Fairwork tells us: “An employer can direct an employee to take annual leave, but only when an award or registered agreement allows it and the requirement is reasonable... the employee has an excessive annual leave balance, the employer’s enterprise is being shut down for a period (such as between Christmas and New Year)”.

When taking this approach, bottom line will often be top of mind, but also consider how forcing leave might affect culture and employee morale.

Fairwork goes on to suggest that employees can cash out annual leave – which reduces your liability – but only when a registered agreement allows it.

  1. What if you need to deny leave for some staff?

As noted, there may be a situation within which you need to deny a staff member’s request for annual leave. Fairwork reports you can do this, but only if the refusal is reasonable.

In the case where you literally have no other staff and may be forced to close down, causing losses, this may be deemed as reasonable.

When taking this approach, keep in mind you could also do more harm than good.

By this point in the year (or two years), without leave, and with the stresses of Covid having plagued the last 24 months, mental health is a really important factor in any decision.

If you force a staff member to continue to work when they really need a break, and this is their first chance to really take one, do you risk them suffering poor mental health, and consequently, experiencing a decrease in motivation and productivity?
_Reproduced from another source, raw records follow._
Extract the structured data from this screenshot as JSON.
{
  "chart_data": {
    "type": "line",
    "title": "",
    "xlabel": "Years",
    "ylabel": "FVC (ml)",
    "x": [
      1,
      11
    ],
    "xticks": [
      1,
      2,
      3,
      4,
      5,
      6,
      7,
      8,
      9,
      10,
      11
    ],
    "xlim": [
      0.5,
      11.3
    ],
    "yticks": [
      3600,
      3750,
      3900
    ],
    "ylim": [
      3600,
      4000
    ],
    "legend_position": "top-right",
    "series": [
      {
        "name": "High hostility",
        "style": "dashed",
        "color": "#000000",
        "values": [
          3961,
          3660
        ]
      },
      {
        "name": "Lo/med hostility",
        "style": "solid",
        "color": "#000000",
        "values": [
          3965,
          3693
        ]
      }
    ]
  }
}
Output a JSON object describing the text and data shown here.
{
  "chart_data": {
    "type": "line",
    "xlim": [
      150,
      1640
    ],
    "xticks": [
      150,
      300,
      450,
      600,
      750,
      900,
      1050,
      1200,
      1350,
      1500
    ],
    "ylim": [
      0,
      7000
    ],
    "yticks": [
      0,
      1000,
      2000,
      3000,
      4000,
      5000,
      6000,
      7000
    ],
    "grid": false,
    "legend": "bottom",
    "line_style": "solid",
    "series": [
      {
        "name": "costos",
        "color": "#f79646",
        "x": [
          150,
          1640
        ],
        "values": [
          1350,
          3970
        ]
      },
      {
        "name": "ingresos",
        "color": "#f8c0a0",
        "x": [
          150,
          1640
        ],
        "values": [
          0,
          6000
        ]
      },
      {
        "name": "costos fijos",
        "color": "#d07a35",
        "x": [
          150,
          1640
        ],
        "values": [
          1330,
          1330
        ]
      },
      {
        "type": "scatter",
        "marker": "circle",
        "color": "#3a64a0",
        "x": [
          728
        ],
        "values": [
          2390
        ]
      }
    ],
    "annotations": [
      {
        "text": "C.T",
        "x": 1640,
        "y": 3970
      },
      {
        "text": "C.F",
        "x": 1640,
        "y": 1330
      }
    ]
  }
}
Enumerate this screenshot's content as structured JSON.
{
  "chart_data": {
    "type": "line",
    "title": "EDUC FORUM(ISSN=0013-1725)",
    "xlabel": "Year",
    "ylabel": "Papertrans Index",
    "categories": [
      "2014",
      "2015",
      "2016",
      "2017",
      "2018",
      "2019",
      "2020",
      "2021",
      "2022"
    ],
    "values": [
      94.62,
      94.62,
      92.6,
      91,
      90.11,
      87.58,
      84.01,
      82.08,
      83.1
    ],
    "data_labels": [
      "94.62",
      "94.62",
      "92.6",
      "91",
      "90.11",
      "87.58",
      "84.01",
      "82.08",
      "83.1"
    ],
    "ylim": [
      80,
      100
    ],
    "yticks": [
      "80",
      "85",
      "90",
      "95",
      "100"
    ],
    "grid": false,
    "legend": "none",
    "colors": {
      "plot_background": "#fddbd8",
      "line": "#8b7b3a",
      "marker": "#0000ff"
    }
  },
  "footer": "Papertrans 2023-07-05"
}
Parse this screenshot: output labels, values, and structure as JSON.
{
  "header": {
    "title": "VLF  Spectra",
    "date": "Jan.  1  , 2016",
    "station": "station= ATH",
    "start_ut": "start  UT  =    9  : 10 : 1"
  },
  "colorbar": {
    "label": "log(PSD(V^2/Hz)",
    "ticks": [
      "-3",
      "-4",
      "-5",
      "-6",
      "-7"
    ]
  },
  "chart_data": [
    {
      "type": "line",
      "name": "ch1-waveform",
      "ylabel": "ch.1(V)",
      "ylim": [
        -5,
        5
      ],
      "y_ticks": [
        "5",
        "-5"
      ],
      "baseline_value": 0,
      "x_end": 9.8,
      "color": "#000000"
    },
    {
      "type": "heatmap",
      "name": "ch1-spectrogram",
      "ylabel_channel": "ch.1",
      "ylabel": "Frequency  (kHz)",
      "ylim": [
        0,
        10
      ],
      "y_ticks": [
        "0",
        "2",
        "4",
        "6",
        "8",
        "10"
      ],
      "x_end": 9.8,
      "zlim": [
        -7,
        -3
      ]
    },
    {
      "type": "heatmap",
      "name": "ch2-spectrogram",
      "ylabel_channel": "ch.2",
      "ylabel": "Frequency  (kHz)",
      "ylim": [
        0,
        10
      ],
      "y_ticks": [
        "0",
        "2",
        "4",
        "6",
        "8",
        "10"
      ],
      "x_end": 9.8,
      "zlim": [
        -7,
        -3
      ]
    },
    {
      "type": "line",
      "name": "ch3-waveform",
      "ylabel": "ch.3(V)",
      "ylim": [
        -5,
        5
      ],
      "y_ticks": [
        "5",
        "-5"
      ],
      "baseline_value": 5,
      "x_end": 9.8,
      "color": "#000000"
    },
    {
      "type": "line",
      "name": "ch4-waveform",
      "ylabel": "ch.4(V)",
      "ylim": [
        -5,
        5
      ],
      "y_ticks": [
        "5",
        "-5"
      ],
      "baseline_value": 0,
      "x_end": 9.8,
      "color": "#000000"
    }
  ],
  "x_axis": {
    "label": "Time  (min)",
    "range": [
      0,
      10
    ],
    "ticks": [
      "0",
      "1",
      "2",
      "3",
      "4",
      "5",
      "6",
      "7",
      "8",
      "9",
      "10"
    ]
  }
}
What can you do to prepare?

The fact is, this has not been an ordinary year for anyone, and being consultative and understanding is going to be at the heart of finding a path that works for you and your employees when the world opens back up and holidays are once again possible.

To be ready, you can:

  1. Check your obligations – before conversations or decrees, understand your legal obligations to your staff. Revisit their employment agreements and any awards that apply, and know if you have a right to force leave or deny it.
  2. Have a plan – knowing your obligations, knowing your staff, knowing the leave that is banked up and calculating how it might affect your business, make a plan. Get a solid understanding of what the business can and can’t accommodate, so any conversations with staff are based on a foundation of smart business strategy.
  3. Keep communication lines open – start by opening up those conversations now, being transparent both about people and business needs, and work as a team to find a suitable solution. People are tired, but ultimately, most are understanding.